The state is more powerful than ever; the view that big business alone shapes the new world order is wrong.

We are publishing an article by John Pilger which we think would be of interest to our readers. We are publishing it with the permission of the author. the original article can be found at http://pilger.carlton.com/print/67484

There is a view fashionable in the media that the world is being taken over by huge multinational corporations, accountable to no one. "Governments are reduced to playing the role of servile lackeys to big business," Noreena Hertz, the dissident financier, wrote in these pages recently. Even the US government has surrendered state power, she says, citing "George W Bush's shameful obsequiousness to big energy corporations".

For all the vivid examples of modern corporate power, such as the annual income of Motorola being equal to the annual income of Nigeria's 118 million people, it is folly to believe that big business on its own is shaping the new world order. This allows the argument against globalisation to be depoliticised, reducing it to single issues of "ethical trading" and "codes of conduct", and inviting its co-option. Above all, it misses the point that state power in the west is accelerating.

"Globalisation does not mean the impotence of the state," wrote the Russian economist and activist Boris Kagarlitsky, "but the rejection by the state of its social functions in favour of repressive ones, irresponsibility on the part of governments and the ending of democratic freedoms." The illusion of a weakened state is enticing: indeed, it is the smokescreen thrown up by the designers of modern, centralised power. Margaret Thatcher concentrated executive power while claiming the opposite; Tony Blair has done the same. The European project is all about extending the frontiers of the state. Totalitarian China has embraced the "free" market while consolidating its vast state apparatus. The autocracies in Singapore and Malaysia achieved the same while growing stronger. (Not surprisingly, Blair is an admirer of Singapore.)

It is the American state that surpasses them all, and it has never been more powerful. The notion that George Bush is "obsequious to big energy corporations" (and ought to be ashamed of himself) is naive. Big oil, like big weapons manufacturing and big agribusiness, has always been as one with the occupants of the White House and the US government; they are interchangeable. That is the American way. Without government patronage, some of the greatest corporations would fail. The Cargill Corporation, which dominates the world trade in food grains, would not enjoy its monopoly, were it not for years of big subsidies to American agribusiness, as well as US government policies that used "food aid" to subvert the agriculture of developing countries.

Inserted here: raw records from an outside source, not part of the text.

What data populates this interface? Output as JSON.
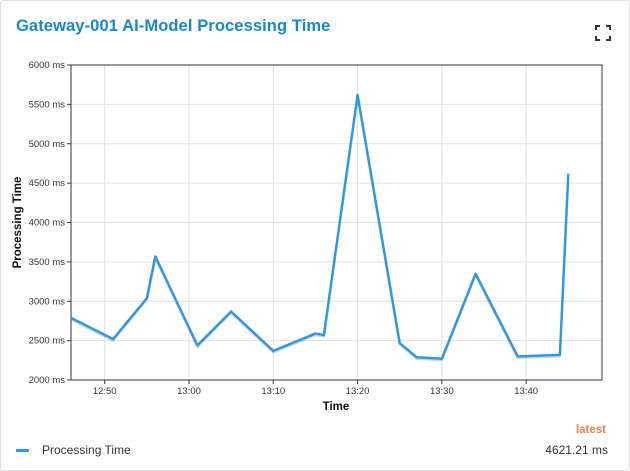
{
  "widget": {
    "title": "Gateway-001 AI-Model Processing Time",
    "fullscreen_icon": "fullscreen-icon"
  },
  "legend": {
    "latest_header": "latest",
    "series_label": "Processing Time",
    "latest_value": "4621.21 ms"
  },
  "colors": {
    "title": "#1a86c8",
    "series": "#2f97e0",
    "latest": "#f07e54",
    "grid": "#e0e0e0"
  },
  "chart_data": {
    "type": "line",
    "xlabel": "Time",
    "ylabel": "Processing Time",
    "ylim": [
      2000,
      6000
    ],
    "xlim": [
      "12:46",
      "13:49"
    ],
    "yticks": [
      2000,
      2500,
      3000,
      3500,
      4000,
      4500,
      5000,
      5500,
      6000
    ],
    "ytick_labels": [
      "2000 ms",
      "2500 ms",
      "3000 ms",
      "3500 ms",
      "4000 ms",
      "4500 ms",
      "5000 ms",
      "5500 ms",
      "6000 ms"
    ],
    "xticks": [
      "12:50",
      "13:00",
      "13:10",
      "13:20",
      "13:30",
      "13:40"
    ],
    "grid": true,
    "legend_position": "bottom",
    "series": [
      {
        "name": "Processing Time",
        "x": [
          "12:46",
          "12:51",
          "12:55",
          "12:56",
          "13:01",
          "13:05",
          "13:10",
          "13:15",
          "13:16",
          "13:20",
          "13:25",
          "13:27",
          "13:30",
          "13:34",
          "13:39",
          "13:44",
          "13:45"
        ],
        "values": [
          2790,
          2520,
          3040,
          3570,
          2440,
          2870,
          2370,
          2590,
          2570,
          5620,
          2470,
          2290,
          2270,
          3350,
          2300,
          2320,
          4621
        ]
      }
    ]
  }
}
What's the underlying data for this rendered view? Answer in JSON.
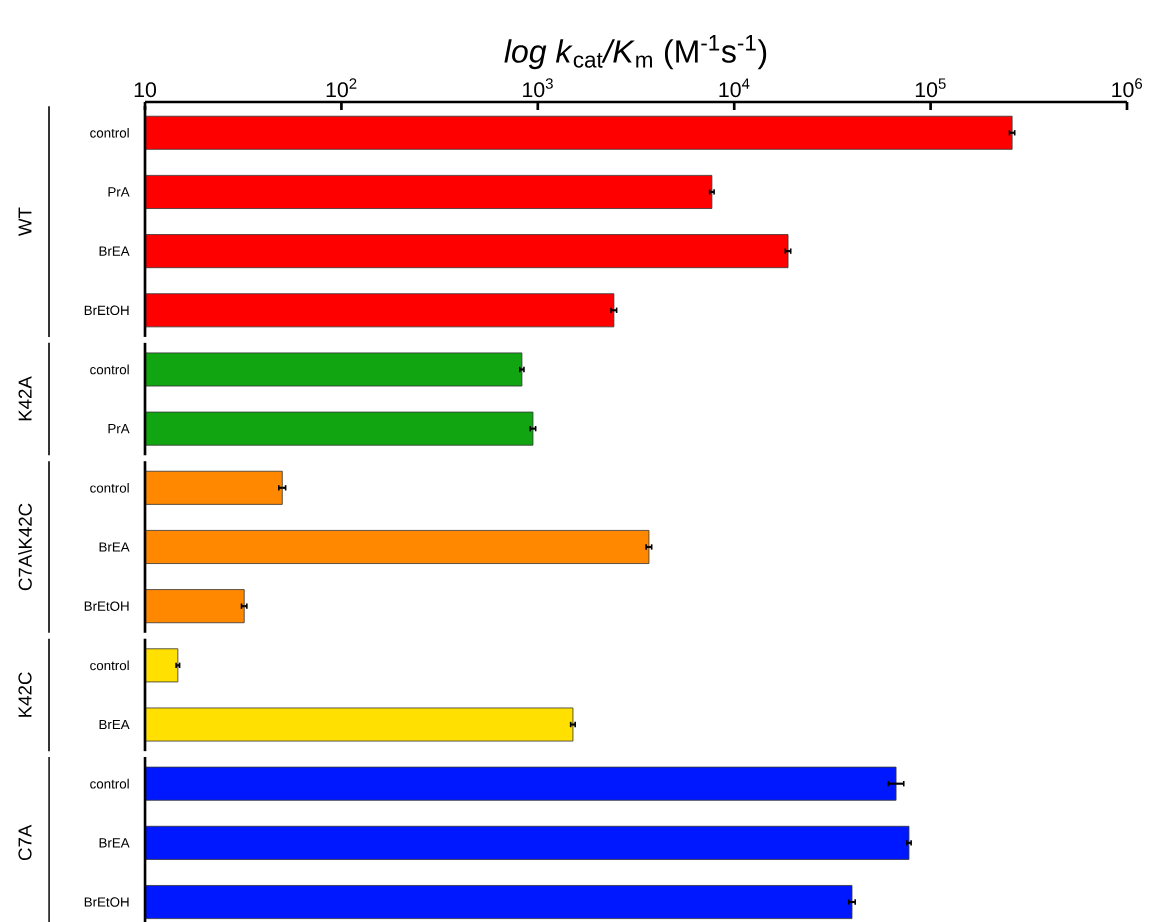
{
  "chart_data": {
    "type": "bar",
    "orientation": "horizontal",
    "log": "x",
    "xlabel": "*log k*$_{cat}$*/K*$_{m}$ (M$^{-1}$s$^{-1}$)",
    "annotations": [
      "WT",
      "K42A",
      "C7A\\K42C",
      "K42C",
      "C7A"
    ],
    "categories": [
      "control",
      "PrA",
      "BrEA",
      "BrEtOH",
      "control",
      "PrA",
      "control",
      "BrEA",
      "BrEtOH",
      "control",
      "BrEA",
      "control",
      "BrEA",
      "BrEtOH"
    ],
    "series": [
      {
        "color": "#ff0000",
        "values": [
          260000,
          7700,
          18800,
          2440,
          null,
          null,
          null,
          null,
          null,
          null,
          null,
          null,
          null,
          null
        ],
        "errors": [
          8000,
          200,
          600,
          80,
          null,
          null,
          null,
          null,
          null,
          null,
          null,
          null,
          null,
          null
        ]
      },
      {
        "color": "#11a611",
        "values": [
          null,
          null,
          null,
          null,
          830,
          945,
          null,
          null,
          null,
          null,
          null,
          null,
          null,
          null
        ],
        "errors": [
          null,
          null,
          null,
          null,
          20,
          30,
          null,
          null,
          null,
          null,
          null,
          null,
          null,
          null
        ]
      },
      {
        "color": "#ff8800",
        "values": [
          null,
          null,
          null,
          null,
          null,
          null,
          50,
          3680,
          32,
          null,
          null,
          null,
          null,
          null
        ],
        "errors": [
          null,
          null,
          null,
          null,
          null,
          null,
          2,
          120,
          1,
          null,
          null,
          null,
          null,
          null
        ]
      },
      {
        "color": "#ffe000",
        "values": [
          null,
          null,
          null,
          null,
          null,
          null,
          null,
          null,
          null,
          14.7,
          1510,
          null,
          null,
          null
        ],
        "errors": [
          null,
          null,
          null,
          null,
          null,
          null,
          null,
          null,
          null,
          0.3,
          40,
          null,
          null,
          null
        ]
      },
      {
        "color": "#0018ff",
        "values": [
          null,
          null,
          null,
          null,
          null,
          null,
          null,
          null,
          null,
          null,
          null,
          66700,
          77600,
          39800
        ],
        "errors": [
          null,
          null,
          null,
          null,
          null,
          null,
          null,
          null,
          null,
          null,
          null,
          [
            61000,
            73000
          ],
          2000,
          1500
        ]
      }
    ],
    "xlim": [
      10,
      1000000
    ],
    "xticks": [
      10,
      {
        "value": 100,
        "label": "10$^{2}$"
      },
      {
        "value": 1000,
        "label": "10$^{3}$"
      },
      {
        "value": 10000,
        "label": "10$^{4}$"
      },
      {
        "value": 100000,
        "label": "10$^{5}$"
      },
      {
        "value": 1000000,
        "label": "10$^{6}$"
      }
    ]
  }
}
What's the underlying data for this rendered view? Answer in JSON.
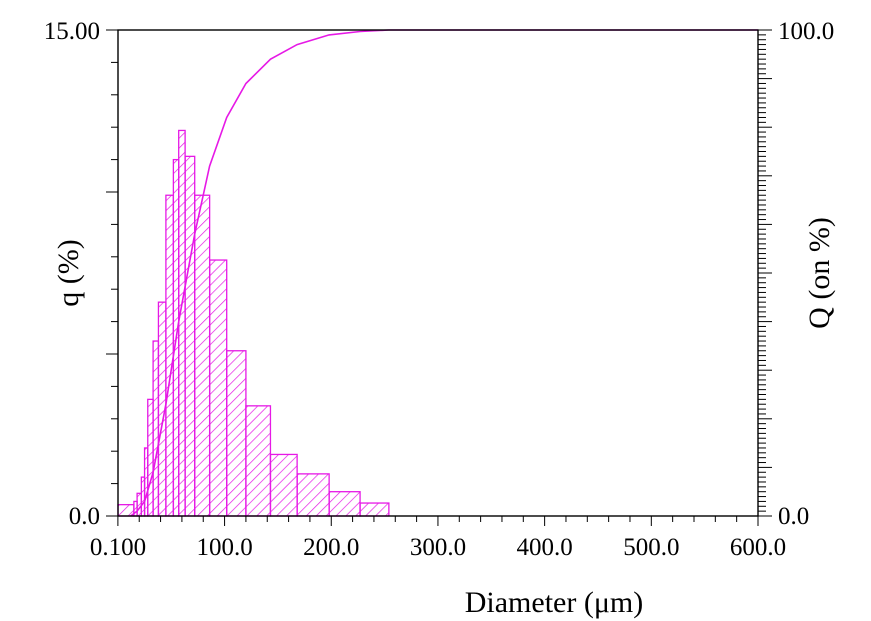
{
  "chart_data": {
    "type": "bar",
    "xlabel": "Diameter (μm)",
    "ylabel_left": "q (%)",
    "ylabel_right": "Q (on %)",
    "x_ticks": [
      0.1,
      100,
      200,
      300,
      400,
      500,
      600
    ],
    "x_tick_labels": [
      "0.100",
      "100.0",
      "200.0",
      "300.0",
      "400.0",
      "500.0",
      "600.0"
    ],
    "xlim": [
      0.1,
      600
    ],
    "ylim_left": [
      0,
      15
    ],
    "ylim_right": [
      0,
      100
    ],
    "y_left_tick_labels": [
      "0.0",
      "15.00"
    ],
    "y_right_tick_labels": [
      "0.0",
      "100.0"
    ],
    "grid": false,
    "color": "#e619e6",
    "histogram_q": [
      {
        "x0": 0.1,
        "x1": 15,
        "q": 0.35
      },
      {
        "x0": 15,
        "x1": 18,
        "q": 0.45
      },
      {
        "x0": 18,
        "x1": 22,
        "q": 0.7
      },
      {
        "x0": 22,
        "x1": 25,
        "q": 1.2
      },
      {
        "x0": 25,
        "x1": 28,
        "q": 2.1
      },
      {
        "x0": 28,
        "x1": 33,
        "q": 3.6
      },
      {
        "x0": 33,
        "x1": 38,
        "q": 5.4
      },
      {
        "x0": 38,
        "x1": 45,
        "q": 6.6
      },
      {
        "x0": 45,
        "x1": 52,
        "q": 9.9
      },
      {
        "x0": 52,
        "x1": 57,
        "q": 11.0
      },
      {
        "x0": 57,
        "x1": 63,
        "q": 11.9
      },
      {
        "x0": 63,
        "x1": 72,
        "q": 11.1
      },
      {
        "x0": 72,
        "x1": 86,
        "q": 9.9
      },
      {
        "x0": 86,
        "x1": 102,
        "q": 7.9
      },
      {
        "x0": 102,
        "x1": 120,
        "q": 5.1
      },
      {
        "x0": 120,
        "x1": 143,
        "q": 3.4
      },
      {
        "x0": 143,
        "x1": 168,
        "q": 1.9
      },
      {
        "x0": 168,
        "x1": 198,
        "q": 1.3
      },
      {
        "x0": 198,
        "x1": 227,
        "q": 0.75
      },
      {
        "x0": 227,
        "x1": 254,
        "q": 0.4
      }
    ],
    "cumulative_Q": {
      "x": [
        12,
        18,
        25,
        33,
        45,
        57,
        72,
        86,
        102,
        120,
        143,
        168,
        198,
        227,
        254,
        300,
        600
      ],
      "y": [
        0,
        1.0,
        3.0,
        9.0,
        23.0,
        40.0,
        58.0,
        72.0,
        82.0,
        89.0,
        94.0,
        97.0,
        99.0,
        99.7,
        100,
        100,
        100
      ]
    }
  }
}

It was the triumphant American state that fashioned the present "global economy" at Bretton Woods in 1944, so that its military and corporate arms would have unlimited access to minerals, oil, markets and cheap labour. In 1948, the State Department's senior imperial planner, George Kennan, wrote: "We have 50 per cent of the world's wealth, but only 6.3 per cent of its population. In this situation, our real job in the coming period is to devise a pattern of relationships which permit us to maintain this position of disparity. To do so, we have to dispense with all sentimentality . . . we should cease thinking about human rights, the raising of living standards and democratisation." The World Bank and the International Monetary Fund were invented to implement this strategy. Their base is Washington, where they are joined by an umbilical cord to the US Treasury, a few blocks away. This is where the globalisation of poverty and the use of debt as a weapon of control was conceived. When John Maynard Keynes, the British representative at Bretton Woods, proposed a tax on creditor nations, designed to prevent poor countries falling into perpetual debt, he was told by the Americans that if he persisted, Britain would not get its desperately needed war loans. More than half a century later, the gap between the richest 20 per cent of humanity and the poorest 20 per cent has doubled; and "structural adjustment programmes" have secured an indebted imperium greater than the British empire at its height.

The danger of the "moderate" view, which refuses to contemplate the sheer rapacity of western state power, is that it can be co-opted. The World Bank and the IMF, now under siege as never before, have devised their survival tactics in relation to this. Overnight, the IMF, the greatest of the loan sharks, has begun to sound like an institutional Mother Teresa, with a "mission to defeat poverty". Together with the World Bank, and the World Trade Organisation, it now promotes "dialogue" with "moderate" non-governmental organisations (NGOs) opposed to globalisation, anointing them as "serious opponents", in contrast to the "hooligans" on the streets. Clare Short's Department for International Development employs this tactic, co-opting leading NGOs for "consultation", even commissioning them to contribute to government white papers. This collaboration should not be underestimated. Following the successful attack on the WTO in Seattle two years ago, more than 1,200 groups and organisations from 85 countries called for a "moratorium" on further liberalisation of trade and an "audit" of WTO policies as the first stage of reforming it. The WTO and its creators in Washington were delighted, for its legitimacy was not in question. Yet, this secretive, entirely undemocratic body is the most rapacious predator devised by the imperial powers. The Economist calls it an "embryo world government" - which no one has voted for. Beware of moderates.